The Satyam SCAM has set the bells ringing, across the world. Many companies who are known for their best practices, will soon come under the scanner. Investors will have to look beyond the performance parameters of a company. They may have to be well informed about the 'quality of earnings' as an independent decisive factor in making investments. All these issues have raised concerns in the minds of the average investor. The question is 'How can I trust the quality of a company's disclosed earnings?'
Many people have understandably misinterpreted that these tragic developments with SATYAM (or earlier with ENRON) have conclusively demonstrated the evils and the devils of the free market and liberalisation. It might seem to be inevitable to conclude that corporate failures of such natures negate the merits of free market. When corporate giants collapse, the earth shakes under them. Business confidence will lower. Investors may be wary. All these consequences are not good for the economy. If poor 'corporate governance' can cost the nation of its trust in the free markets, it is undoubtedly clear that measures need to be taken to ensure right standards of governance.

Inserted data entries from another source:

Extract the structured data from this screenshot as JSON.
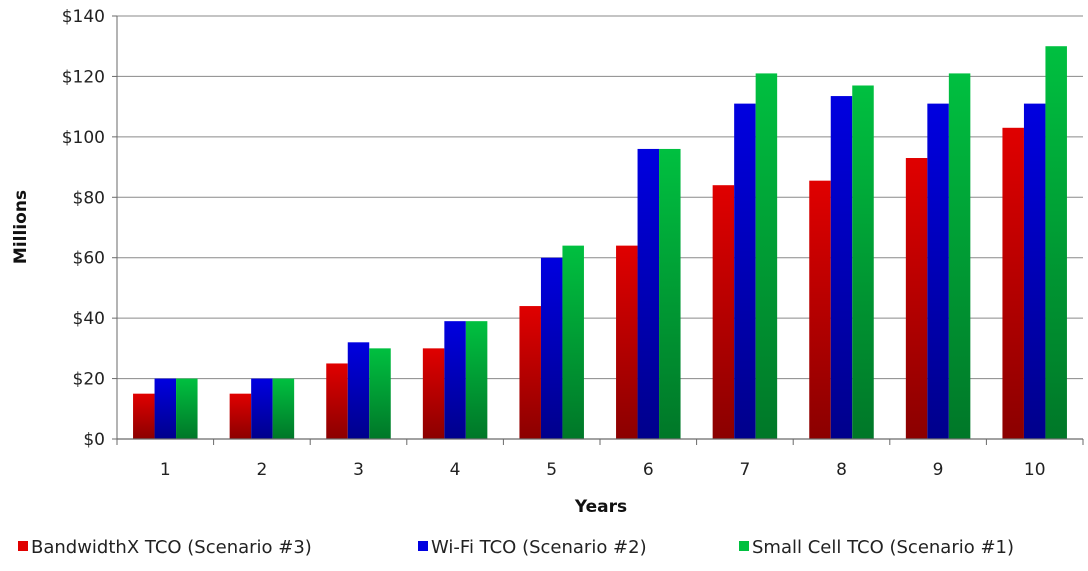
{
  "chart_data": {
    "type": "bar",
    "title": "",
    "xlabel": "Years",
    "ylabel": "Millions",
    "ylim": [
      0,
      140
    ],
    "yticks": [
      0,
      20,
      40,
      60,
      80,
      100,
      120,
      140
    ],
    "ytick_labels": [
      "$0",
      "$20",
      "$40",
      "$60",
      "$80",
      "$100",
      "$120",
      "$140"
    ],
    "categories": [
      "1",
      "2",
      "3",
      "4",
      "5",
      "6",
      "7",
      "8",
      "9",
      "10"
    ],
    "grid": "horizontal",
    "legend_position": "bottom",
    "series": [
      {
        "name": "BandwidthX TCO (Scenario #3)",
        "color": "#e00000",
        "values": [
          15,
          15,
          25,
          30,
          44,
          64,
          84,
          85.5,
          93,
          103
        ]
      },
      {
        "name": "Wi-Fi TCO (Scenario #2)",
        "color": "#0000e0",
        "values": [
          20,
          20,
          32,
          39,
          60,
          96,
          111,
          113.5,
          111,
          111
        ]
      },
      {
        "name": "Small Cell TCO (Scenario #1)",
        "color": "#00c040",
        "values": [
          20,
          20,
          30,
          39,
          64,
          96,
          121,
          117,
          121,
          130
        ]
      }
    ]
  }
}
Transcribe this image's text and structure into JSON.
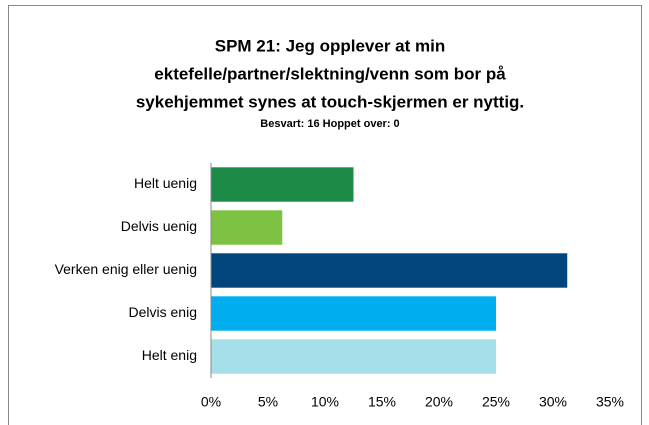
{
  "chart_data": {
    "type": "bar",
    "orientation": "horizontal",
    "title": [
      "SPM 21: Jeg opplever at min",
      "ektefelle/partner/slektning/venn som bor på",
      "sykehjemmet synes at touch-skjermen er nyttig."
    ],
    "subtitle": "Besvart: 16  Hoppet over: 0",
    "categories": [
      "Helt uenig",
      "Delvis uenig",
      "Verken enig eller uenig",
      "Delvis enig",
      "Helt enig"
    ],
    "values": [
      12.5,
      6.25,
      31.25,
      25,
      25
    ],
    "colors": [
      "#1b8b47",
      "#7dc242",
      "#00457c",
      "#00aeef",
      "#a6dfea"
    ],
    "xlim": [
      0,
      35
    ],
    "xticks": [
      {
        "value": 0,
        "label": "0%"
      },
      {
        "value": 5,
        "label": "5%"
      },
      {
        "value": 10,
        "label": "10%"
      },
      {
        "value": 15,
        "label": "15%"
      },
      {
        "value": 20,
        "label": "20%"
      },
      {
        "value": 25,
        "label": "25%"
      },
      {
        "value": 30,
        "label": "30%"
      },
      {
        "value": 35,
        "label": "35%"
      }
    ],
    "grid": false
  }
}
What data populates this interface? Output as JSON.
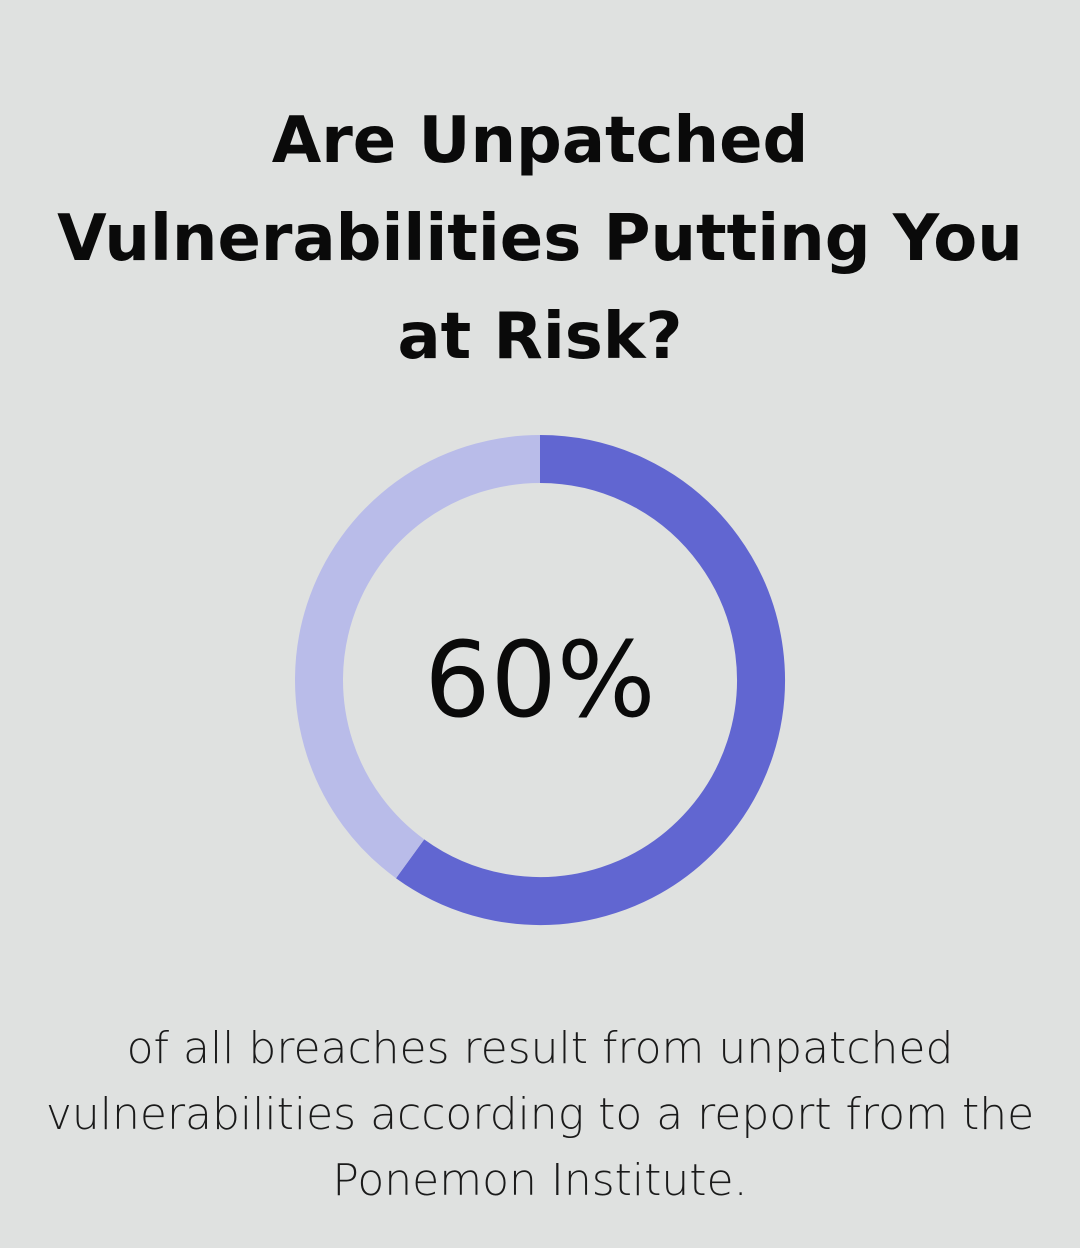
{
  "title": "Are Unpatched Vulnerabilities Putting You at Risk?",
  "chart_data": {
    "type": "pie",
    "variant": "donut",
    "values": [
      60,
      40
    ],
    "unit": "%",
    "center_label": "60%",
    "colors": [
      "#6166d1",
      "#b9bce9"
    ],
    "start_angle": "top",
    "direction": "clockwise"
  },
  "caption": "of all breaches result from unpatched vulnerabilities according to a report from the Ponemon Institute.",
  "colors": {
    "background": "#dfe1e0",
    "text": "#0a0a0a"
  }
}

The most easiest solution is not necessarily the right solution. Enacting more statutory laws , instilling more stringent checks to seal the crevices through with corporate malaise ooze may sound absolutely necessary.I do agree that more the laws and more the interference, lesser will be the chance of a fraud against a share holder. But I would like to point out that too much of a statutory intervention can lead to unnecessary bureaucracy and increase the complexity of operations and hence not serve the purpose of a free market.As the regulators enforce transparency, investors will have a flood of information that the companies would be forced to share with them. The volume of information made available can confuse shareholders or even hide the important facts, defeating the very purpose of transparency.
The problem here is akin to the problem of terrorism. and terrorism cannot be solved by increasing security services for all the citizens. (Read:You can't cure Terrorism with ASPIRIN ! ). Law can enforce order in a society. It cannot enforce values.Corporate governance-- unfortunately is a value. Corporate governance is not about the number of Board meetings convened, nor about the attendance report of the directors. It is not about certification by external auditors nor about the practices of the auditing firms . Corporate governance is about values and good citizenship. It is about the responsibility the corporate owes to the society that allows it to create wealth.
Apart from other things the fall of Satyam has proven a simple adage, that inspite of everything, no matter how long it takes "Truth shall prevail Victorious". "Satyam Eva Jayathe".